Помню, я очень была удивлена, что девочка, выросшая в условиях достатка и внимания близких, так нуждалась в настоящей любви, и так глубоко понимала ее ценность.
– Вот завтра, на общем сборе однокурсников и выяснится, какое счастье у нее получилось, – неопределенно пожала плечами Инна.
«Подвергает сомнению любое доброе дело, любые самые прекрасные отношения. В ней появилась совсем не свойственная в прежние времена болезненная недоверчивость?» – подумала о подруге Лена.
…«Кира себя хвалить не позволяет, чтобы кого-нибудь не задеть, не ущемить ненароком. Щадит неудачниц. Беспокоится, не будет ли она рядом с нами выглядеть обидно счастливой. Боится, не станут ли наши души корчиться от боли и зависти? Скромна, тактична. Риск сводит к минимуму: все больше рассказывает о хорошем в других семьях, о тех, кто далеко и счастье которых не так цепляет. Несчастливому человеку тонко посочувствует, воздаст его горестям должное… Она умеет. Спокойная непринужденность ее речи успокаивает. Конечно, в сострадание удачливых и счастливых не очень-то верится, оно всегда сомнительно. Хотя есть же такие, что сочувствуют и поломанному цветку, как например наша Тина. Но не у каждого сердца жалости бездонная яма. Нет, все-таки Кира хоть и своеобразная, но хорошая, – про себя рассуждает Инна. – А Марго?..»
Аня рассказывает.
– …Моя подруга под впечатлением от пушкинского письма Татьяны, написала признание молодому человеку, который ей нравился. А он стал хвалиться им перед всеми знакомыми девчатами и ребятами. Носил этот листок с собой до тех пор, пока до дыр не истер. Подруга стала случайным свидетелем демонстрации своих чувств… Возненавидела его. И была права.

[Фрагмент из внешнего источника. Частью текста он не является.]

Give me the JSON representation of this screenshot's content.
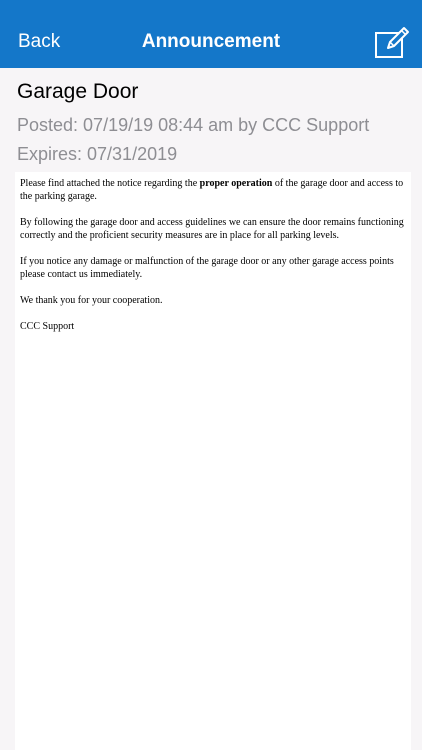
{
  "nav": {
    "back_label": "Back",
    "title": "Announcement",
    "edit_icon": "compose-icon"
  },
  "announcement": {
    "subject": "Garage Door",
    "posted": "Posted: 07/19/19 08:44 am by CCC Support",
    "expires": "Expires: 07/31/2019",
    "body": {
      "p1_before": "Please find attached the notice regarding the ",
      "p1_bold": "proper operation",
      "p1_after": " of the garage door and access to the parking garage.",
      "p2": "By following the garage door and access guidelines we can ensure the door remains functioning correctly and the proficient security measures are in place for all parking levels.",
      "p3": "If you notice any damage or malfunction of the garage door or any other garage access points please contact us immediately.",
      "p4": "We thank you for your cooperation.",
      "p5": "CCC Support"
    }
  },
  "colors": {
    "nav_background": "#1477c9",
    "secondary_text": "#8e8e93"
  }
}
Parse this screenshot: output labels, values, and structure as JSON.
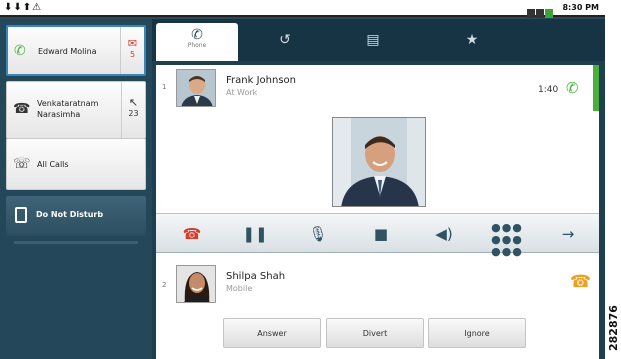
{
  "statusbar": {
    "left_icons": "⬇⬇⬆⚠",
    "time": "8:30 PM"
  },
  "sidebar": {
    "items": [
      {
        "name": "Edward Molina",
        "badge_count": "5"
      },
      {
        "name_line1": "Venkataratnam",
        "name_line2": "Narasimha",
        "badge_count": "23"
      },
      {
        "name": "All Calls"
      },
      {
        "name": "Do Not Disturb"
      }
    ]
  },
  "tabs": [
    {
      "label": "Phone",
      "icon": "phone-icon"
    },
    {
      "label": "",
      "icon": "recents-icon"
    },
    {
      "label": "",
      "icon": "contacts-icon"
    },
    {
      "label": "",
      "icon": "favorites-star-icon"
    }
  ],
  "active_call": {
    "index": "1",
    "name": "Frank Johnson",
    "status": "At Work",
    "duration": "1:40"
  },
  "controls": [
    "end-call-icon",
    "hold-icon",
    "mute-icon",
    "video-off-icon",
    "speaker-icon",
    "keypad-icon",
    "transfer-icon"
  ],
  "incoming_call": {
    "index": "2",
    "name": "Shilpa Shah",
    "status": "Mobile",
    "buttons": {
      "answer": "Answer",
      "divert": "Divert",
      "ignore": "Ignore"
    }
  },
  "watermark": "282876",
  "colors": {
    "accent_green": "#4ab03c",
    "end_call_red": "#d83a2b",
    "incoming_orange": "#f0a020",
    "sidebar_bg": "#24475a"
  }
}
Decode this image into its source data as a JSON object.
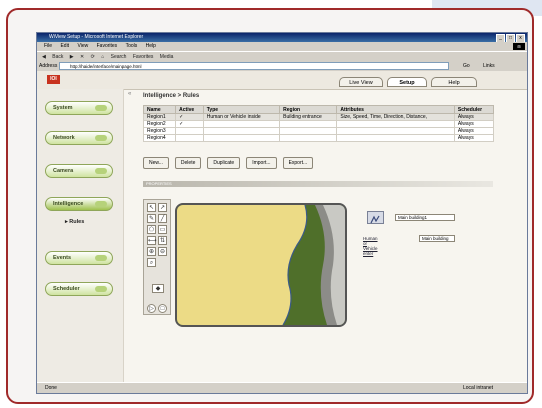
{
  "window": {
    "title": "WiView Setup - Microsoft Internet Explorer",
    "controls": [
      "_",
      "□",
      "x"
    ]
  },
  "menu": [
    "File",
    "Edit",
    "View",
    "Favorites",
    "Tools",
    "Help"
  ],
  "ie_toolbar": [
    "Back",
    "Search",
    "Favorites",
    "Media"
  ],
  "address": {
    "label": "Address",
    "url": "http://haide/interface/mainpage.html",
    "go": "Go",
    "links": "Links"
  },
  "app": {
    "brand": "IOI",
    "tabs": [
      "Live View",
      "Setup",
      "Help"
    ]
  },
  "sidebar": {
    "items": [
      "System",
      "Network",
      "Camera",
      "Intelligence",
      "Events",
      "Scheduler"
    ],
    "active": "Intelligence",
    "subitem": "Rules"
  },
  "breadcrumb": "Intelligence > Rules",
  "rules_table": {
    "columns": [
      "Name",
      "Active",
      "Type",
      "Region",
      "Attributes",
      "Scheduler"
    ],
    "rows": [
      [
        "Region1",
        "✓",
        "Human or Vehicle inside",
        "Building entrance",
        "Size, Speed, Time, Direction, Distance,",
        "Always"
      ],
      [
        "Region2",
        "✓",
        "",
        "",
        "",
        "Always"
      ],
      [
        "Region3",
        "",
        "",
        "",
        "",
        "Always"
      ],
      [
        "Region4",
        "",
        "",
        "",
        "",
        "Always"
      ]
    ]
  },
  "actions": [
    "New...",
    "Delete",
    "Duplicate",
    "Import...",
    "Export..."
  ],
  "properties": {
    "header": "PROPERTIES",
    "name_value": "Main building1",
    "link_label": "Human or Vehicle enter",
    "link_value": "Main building"
  },
  "status": {
    "left": "Done",
    "zone": "Local intranet"
  }
}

И потом, будучи женатым, он предлагал ей: «Измени хоть раз, а то в старости нечего вспомнить будет».
А она ответила:
«Не понимаю я тебя. Разве может принести радость память о падении, о подлости, которую ты совершаешь по отношении к своей жене? Какие вы с женой разные! Я сочувствую ей».
«А я тебе», – нагло заявил он.
«И что я должна была подумать? Он натравливает меня на мужа, ссорит? А я не поведусь», – решила моя подруга.

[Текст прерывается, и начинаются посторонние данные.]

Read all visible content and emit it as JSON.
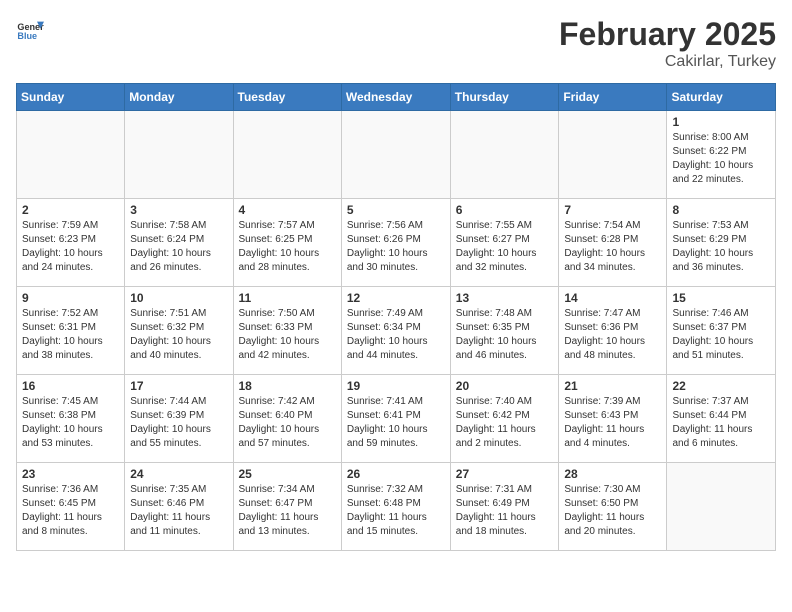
{
  "header": {
    "logo_general": "General",
    "logo_blue": "Blue",
    "month": "February 2025",
    "location": "Cakirlar, Turkey"
  },
  "days_of_week": [
    "Sunday",
    "Monday",
    "Tuesday",
    "Wednesday",
    "Thursday",
    "Friday",
    "Saturday"
  ],
  "weeks": [
    [
      {
        "day": "",
        "info": ""
      },
      {
        "day": "",
        "info": ""
      },
      {
        "day": "",
        "info": ""
      },
      {
        "day": "",
        "info": ""
      },
      {
        "day": "",
        "info": ""
      },
      {
        "day": "",
        "info": ""
      },
      {
        "day": "1",
        "info": "Sunrise: 8:00 AM\nSunset: 6:22 PM\nDaylight: 10 hours and 22 minutes."
      }
    ],
    [
      {
        "day": "2",
        "info": "Sunrise: 7:59 AM\nSunset: 6:23 PM\nDaylight: 10 hours and 24 minutes."
      },
      {
        "day": "3",
        "info": "Sunrise: 7:58 AM\nSunset: 6:24 PM\nDaylight: 10 hours and 26 minutes."
      },
      {
        "day": "4",
        "info": "Sunrise: 7:57 AM\nSunset: 6:25 PM\nDaylight: 10 hours and 28 minutes."
      },
      {
        "day": "5",
        "info": "Sunrise: 7:56 AM\nSunset: 6:26 PM\nDaylight: 10 hours and 30 minutes."
      },
      {
        "day": "6",
        "info": "Sunrise: 7:55 AM\nSunset: 6:27 PM\nDaylight: 10 hours and 32 minutes."
      },
      {
        "day": "7",
        "info": "Sunrise: 7:54 AM\nSunset: 6:28 PM\nDaylight: 10 hours and 34 minutes."
      },
      {
        "day": "8",
        "info": "Sunrise: 7:53 AM\nSunset: 6:29 PM\nDaylight: 10 hours and 36 minutes."
      }
    ],
    [
      {
        "day": "9",
        "info": "Sunrise: 7:52 AM\nSunset: 6:31 PM\nDaylight: 10 hours and 38 minutes."
      },
      {
        "day": "10",
        "info": "Sunrise: 7:51 AM\nSunset: 6:32 PM\nDaylight: 10 hours and 40 minutes."
      },
      {
        "day": "11",
        "info": "Sunrise: 7:50 AM\nSunset: 6:33 PM\nDaylight: 10 hours and 42 minutes."
      },
      {
        "day": "12",
        "info": "Sunrise: 7:49 AM\nSunset: 6:34 PM\nDaylight: 10 hours and 44 minutes."
      },
      {
        "day": "13",
        "info": "Sunrise: 7:48 AM\nSunset: 6:35 PM\nDaylight: 10 hours and 46 minutes."
      },
      {
        "day": "14",
        "info": "Sunrise: 7:47 AM\nSunset: 6:36 PM\nDaylight: 10 hours and 48 minutes."
      },
      {
        "day": "15",
        "info": "Sunrise: 7:46 AM\nSunset: 6:37 PM\nDaylight: 10 hours and 51 minutes."
      }
    ],
    [
      {
        "day": "16",
        "info": "Sunrise: 7:45 AM\nSunset: 6:38 PM\nDaylight: 10 hours and 53 minutes."
      },
      {
        "day": "17",
        "info": "Sunrise: 7:44 AM\nSunset: 6:39 PM\nDaylight: 10 hours and 55 minutes."
      },
      {
        "day": "18",
        "info": "Sunrise: 7:42 AM\nSunset: 6:40 PM\nDaylight: 10 hours and 57 minutes."
      },
      {
        "day": "19",
        "info": "Sunrise: 7:41 AM\nSunset: 6:41 PM\nDaylight: 10 hours and 59 minutes."
      },
      {
        "day": "20",
        "info": "Sunrise: 7:40 AM\nSunset: 6:42 PM\nDaylight: 11 hours and 2 minutes."
      },
      {
        "day": "21",
        "info": "Sunrise: 7:39 AM\nSunset: 6:43 PM\nDaylight: 11 hours and 4 minutes."
      },
      {
        "day": "22",
        "info": "Sunrise: 7:37 AM\nSunset: 6:44 PM\nDaylight: 11 hours and 6 minutes."
      }
    ],
    [
      {
        "day": "23",
        "info": "Sunrise: 7:36 AM\nSunset: 6:45 PM\nDaylight: 11 hours and 8 minutes."
      },
      {
        "day": "24",
        "info": "Sunrise: 7:35 AM\nSunset: 6:46 PM\nDaylight: 11 hours and 11 minutes."
      },
      {
        "day": "25",
        "info": "Sunrise: 7:34 AM\nSunset: 6:47 PM\nDaylight: 11 hours and 13 minutes."
      },
      {
        "day": "26",
        "info": "Sunrise: 7:32 AM\nSunset: 6:48 PM\nDaylight: 11 hours and 15 minutes."
      },
      {
        "day": "27",
        "info": "Sunrise: 7:31 AM\nSunset: 6:49 PM\nDaylight: 11 hours and 18 minutes."
      },
      {
        "day": "28",
        "info": "Sunrise: 7:30 AM\nSunset: 6:50 PM\nDaylight: 11 hours and 20 minutes."
      },
      {
        "day": "",
        "info": ""
      }
    ]
  ]
}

Пакостливый мужик. Горбатого могила исправит».
«И на самом деле может оболгать и рассорить. Не раз встречала подобных гадов. Откажешь такому, а он в отместку… Если бы информация всегда доходила до людей в правдивом, достойном освещении…» – Сказано было Жанной резким раздражительным тоном.
– …И почему мужчины в женщине только красоту замечают? Коллега рассказывал: «Глаза изумрудные, руки удивительные, с прекрасной формой ногтей, какую я люблю. И ноги соответственно… Этого было достаточно, чтобы я влюбился и женился». Мне бы хотелось, чтобы любимый мужчина ценил во мне ум, характер, домовитость – качества, которые всегда со мной. А если я подурнею, то уже не буду нужна?

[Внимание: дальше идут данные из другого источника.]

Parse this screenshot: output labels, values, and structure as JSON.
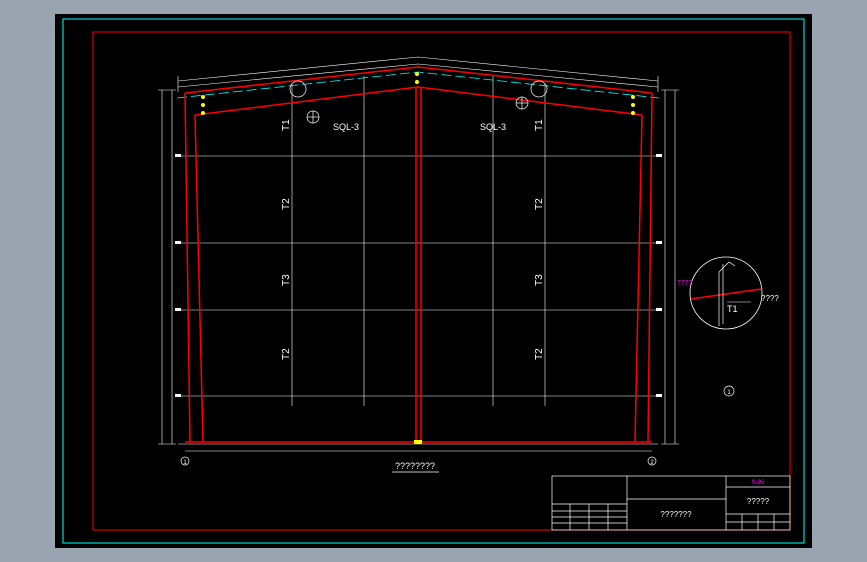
{
  "drawing": {
    "main_label": "????????",
    "purlin_left": "SQL-3",
    "purlin_right": "SQL-3",
    "brace_labels": [
      "T1",
      "T2",
      "T3",
      "T2"
    ],
    "detail": {
      "left_note": "????",
      "right_note": "????",
      "member": "T1",
      "marker": "1"
    },
    "grid_left": "1",
    "grid_right": "2"
  },
  "title_block": {
    "sheet_no": "S-06",
    "project": "?????",
    "drawing_title": "???????"
  },
  "colors": {
    "background": "#000000",
    "frame": "#ff0000",
    "outer_border": "#00ffff",
    "grid": "#ffffff",
    "annotation_magenta": "#ff00ff",
    "bolts": "#ffff00"
  }
}
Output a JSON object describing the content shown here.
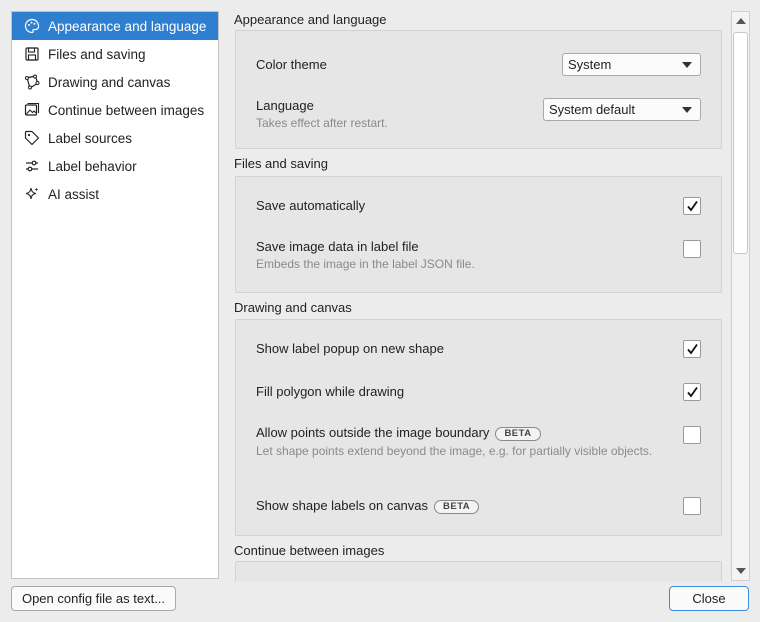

– …В обед сильный дождь прошел. И вот иду я с работы привычным маршрутом в своем любимом белом брючном костюме, лужи старательно обхожу. А у самого перехода, ведущего к остановке моего автобуса, есть неудобный отрезок дороги: низина, газон почти у самой зебры и грязная, скользкая узенькая пешеходная дорожка метра три длиной. Ну думаю, пережду поток машин, и пока светофор не позволит остальному транспорту двигаться, я успею проскочить неприятное место и спрятаться от брызг, летящих из-под колес, в недосягаемой глубине продуваемого всеми ветрами пластикового павильона остановки. Оглянулась, сзади меня только одна машина. Бегу трусцой. Остается два шага. На табло еще пять секунд. Слышу, срывается машина… и понимаю, что сейчас она окатит меня с ног до головы. Водитель мог бы не задеть колесами лужи, – две полосы проезжей части дороги были пусты, – но он, вильнув рулем, проехал у самого бордюра, где лужа наиболее глубокая, «изобразив, в воздухе высокий и широкий веер черной воды, оставив кривой грязный след на асфальте… и меня на остановке в костюме клоуна: наполовину черном, наполовину белом в крапинку. Но этого молодому человеку показалось мало, ему надо было наиболее полно насладиться результатом своей пакости и моей растерянностью. Он притормозил в трех шагах от меня, высунул в окно кабины счастливейшую физиономию, помахал мне рукой и, очень довольный собой, поехал дальше. Мужичонка такой неказистый: маленький, тощий, страшненький… Богом обиженный?
– Вымывай из своей памяти негатив, храни только позитив, – посоветовала Жанна Инне.
– Если бы это можно было делать по заказу, легче решались бы многие проблемы, – вздохнула Инна.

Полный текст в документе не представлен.